Not out of uncertainty—no, the decision came quick—but out of the sheer weight of it. Internally, the gears turned fast, running calculations, cutting angles.

First thought: scrap the Ord Talrex delivery. The crates were already too hot, and the buyer had a reputation for folding when pressed. He’d need to reroute the payout through one of the ghost accounts before someone got nervous.

Second: the hardware swap in Eiram sector. He’d promised a transponder shell to an old contact near Morrax Outpost, but that deal hinged on anonymity. Showing up flagged would crater trust—and trust was the only thing that kept credits moving in places like that.

Third: alerts. He’d need to send quiet pings out to four Outer Rim handlers—just enough to say he was “on ice,” not burned. No details. The smart ones would know what it meant. The reckless ones might test it anyway.

He’d already started drafting the lies in his head.

Temporary hitch. Nothing serious. Lying low. Ship under mod review. Keep the lanes warm.

It irritated him—no, it rankled—to lose momentum. He’d spent weeks threading together a chain of quiet jobs, the kind that didn’t ask questions and paid in silence. Now? All ash in the wind. One crate tucked where it shouldn’t be, and the whole game resets.

And now he had a passenger.

He didn’t hate the idea. But he didn’t like it, either. Lyra was sharp, and sharp cut both ways. If she saw too much—heard the wrong comms, read between the lines—she could take this partnership and turn it into a cage.

Still.

He looked up, expression shifting with effort, settling into something lighter. Not sincere, exactly, but close enough to pass in dim light.

“Well,” he said, rising from the chair with a slow roll of his shoulders, “I’ve always wanted a co-pilot with a badge and a better moral compass.”

He extended a hand, the kind of handshake that could mean deal or delay, depending on how long you held it.

“Welcome aboard the Hollow Victory.”

OUTFIT: Smile equipped, trust pending. | TAG: Lyra Vane Lyra Vane | EQUIPMENT: One derailed life plan.​

 


Lyra didn't smile, not exactly. But something in her expression thawed like the tension eased half a degree, the edge pulling back just enough to show the steel beneath wasn't aimed at him.

She took his hand, firm but not testing, and met his gaze without flinching.

"Appreciate the vote of confidence," she said dryly. "Though you might want to hold off on calling me the moral compass. Mine just happens to point toward not letting syndicates turn people into collateral damage."

She released his hand, stepped back, and gave a faint nod—not of authority, but of shared understanding.

"I'll keep my name off the logs," she added. "No uniforms, no questions in the ports unless you want them. You run the ship.."

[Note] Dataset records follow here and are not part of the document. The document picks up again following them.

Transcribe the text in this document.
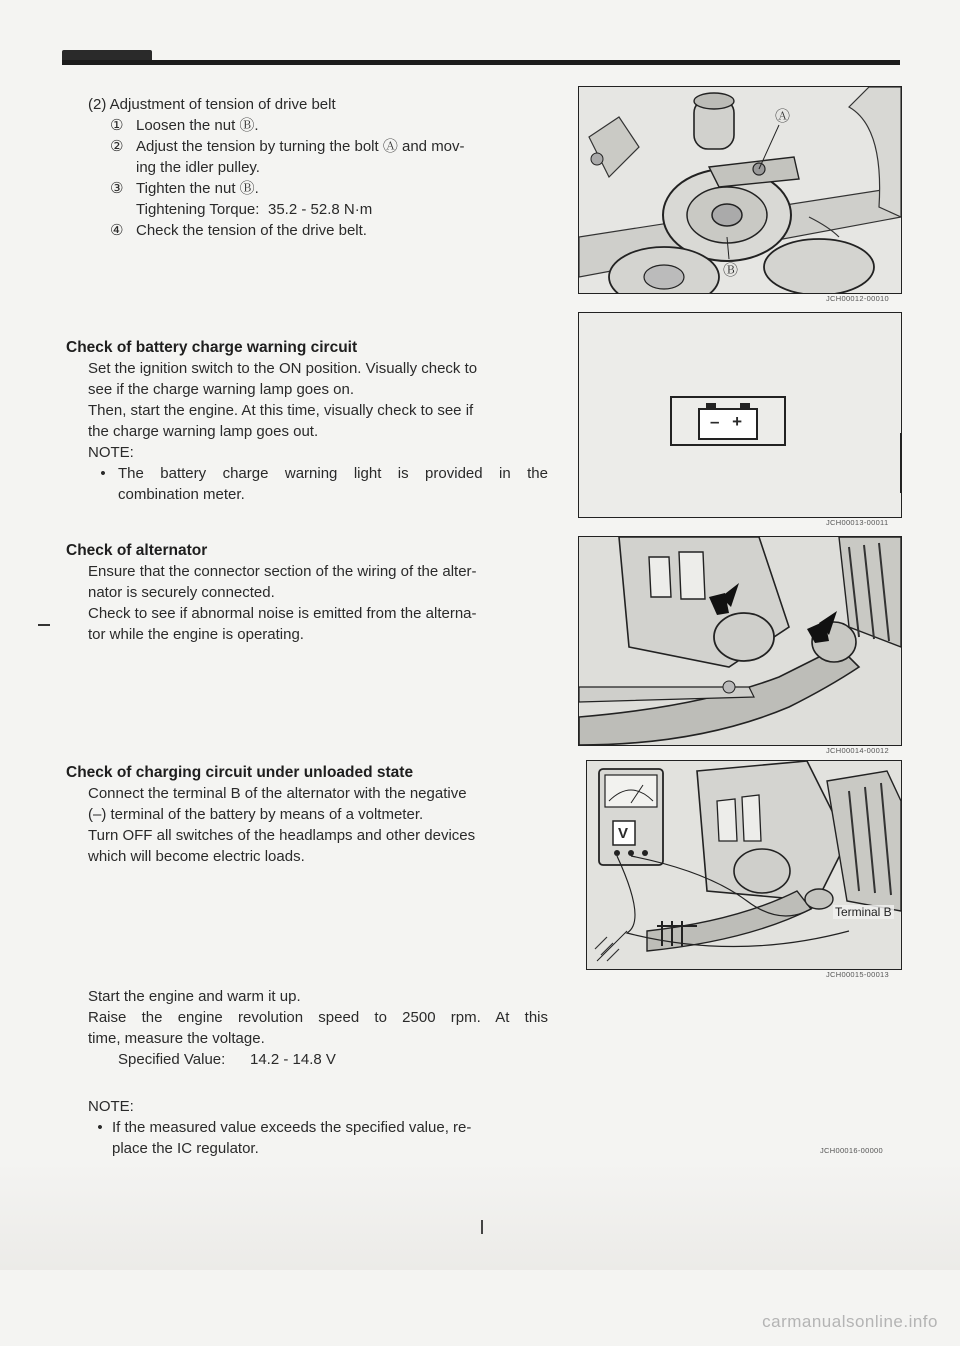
(2) Adjustment of tension of drive belt

① Loosen the nut Ⓑ.

② Adjust the tension by turning the bolt Ⓐ and mov-

ing the idler pulley.

③ Tighten the nut Ⓑ.

Tightening Torque: 35.2 - 52.8 N·m

④ Check the tension of the drive belt.

Check of battery charge warning circuit

Set the ignition switch to the ON position. Visually check to

see if the charge warning lamp goes on.

Then, start the engine. At this time, visually check to see if

the charge warning lamp goes out.

NOTE:

• The battery charge warning light is provided in the

combination meter.

Check of alternator

Ensure that the connector section of the wiring of the alter-

nator is securely connected.

Check to see if abnormal noise is emitted from the alterna-

tor while the engine is operating.

Check of charging circuit under unloaded state

Connect the terminal B of the alternator with the negative

(–) terminal of the battery by means of a voltmeter.

Turn OFF all switches of the headlamps and other devices

which will become electric loads.

Start the engine and warm it up.

Raise the engine revolution speed to 2500 rpm. At this

time, measure the voltage.

Specified Value: 14.2 - 14.8 V

NOTE:

• If the measured value exceeds the specified value, re-

place the IC regulator.

Ⓐ
Ⓑ
JCH00012-00010
– +
JCH00013-00011
JCH00014-00012
V
Terminal B
JCH00015-00013
JCH00016-00000
carmanualsonline.info
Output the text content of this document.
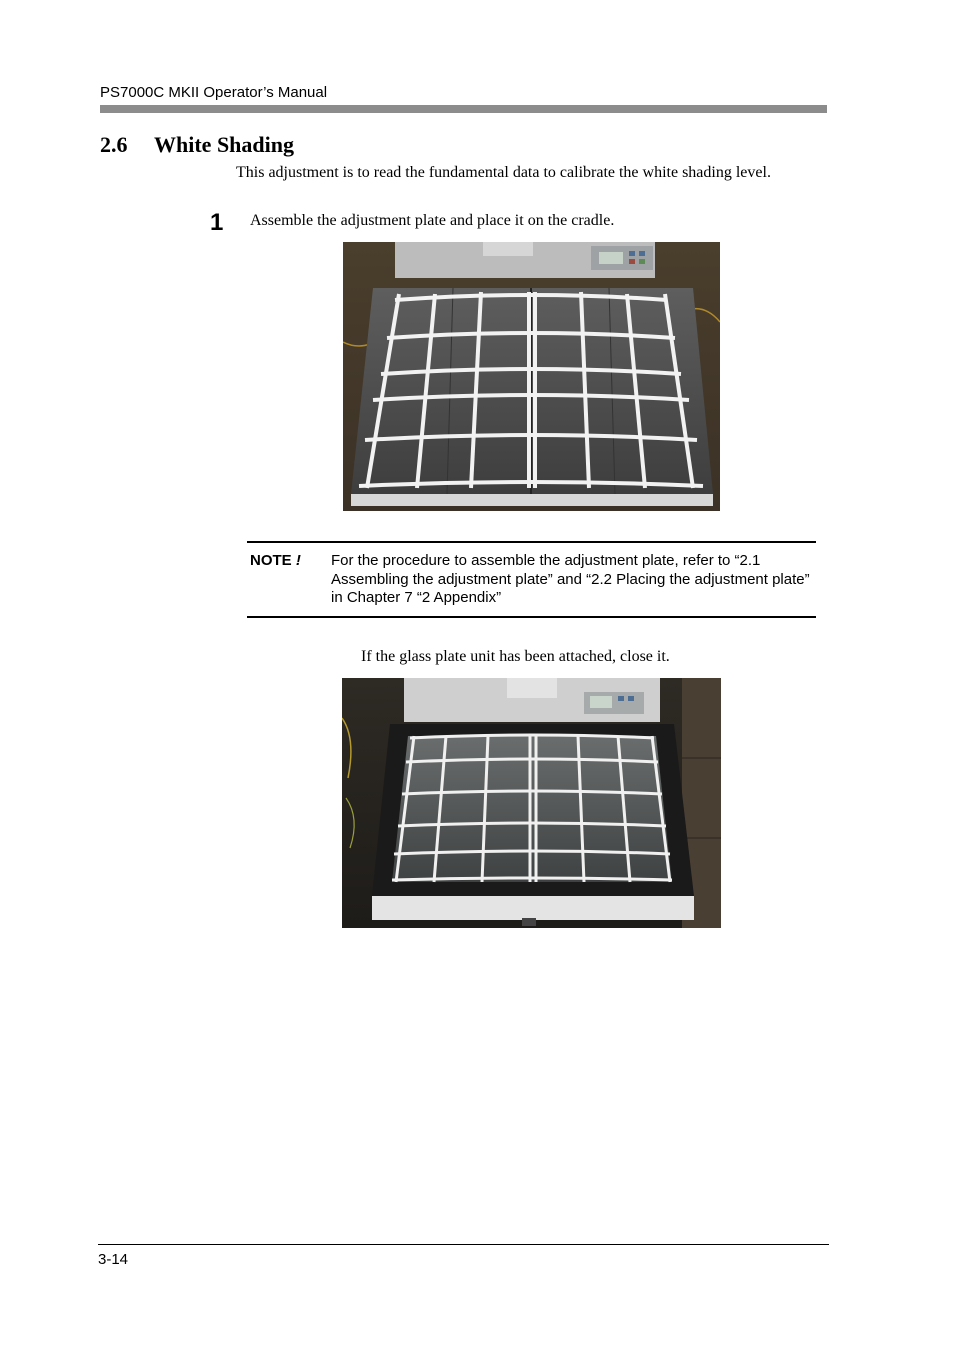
PS7000C MKII Operator’s Manual
2.6 White Shading
This adjustment is to read the fundamental data to calibrate the white shading level.
1 Assemble the adjustment plate and place it on the cradle.
NOTE ! For the procedure to assemble the adjustment plate, refer to “2.1 Assembling the adjustment plate” and “2.2 Placing the adjustment plate” in Chapter 7 “2 Appendix”
If the glass plate unit has been attached, close it.
3-14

Her eyes narrowed slightly, thoughtful now.

"And I'll need access to your nav records. Just the last two weeks. Anything encrypted, I won't touch without your say-so. But if we're going to sniff out who used your ship, we need to follow more than just your fuel trail."

She walked to the door, pausing just before it opened.

"I don't care what you've run. I've seen worse. Hell, I've been worse. Just don't lie to me while I've got your back. Fair?"

She glanced over her shoulder, violet eyes sharp but steady.

"Because if this is going to work, Raedon... I need to know where the real lines are."

Click.

The door slid open, spilling sterile corridor light across the floor.

"Let's get out of here. We've got a syndicate to track and I've got a feeling your bad luck's about to lead us somewhere interesting."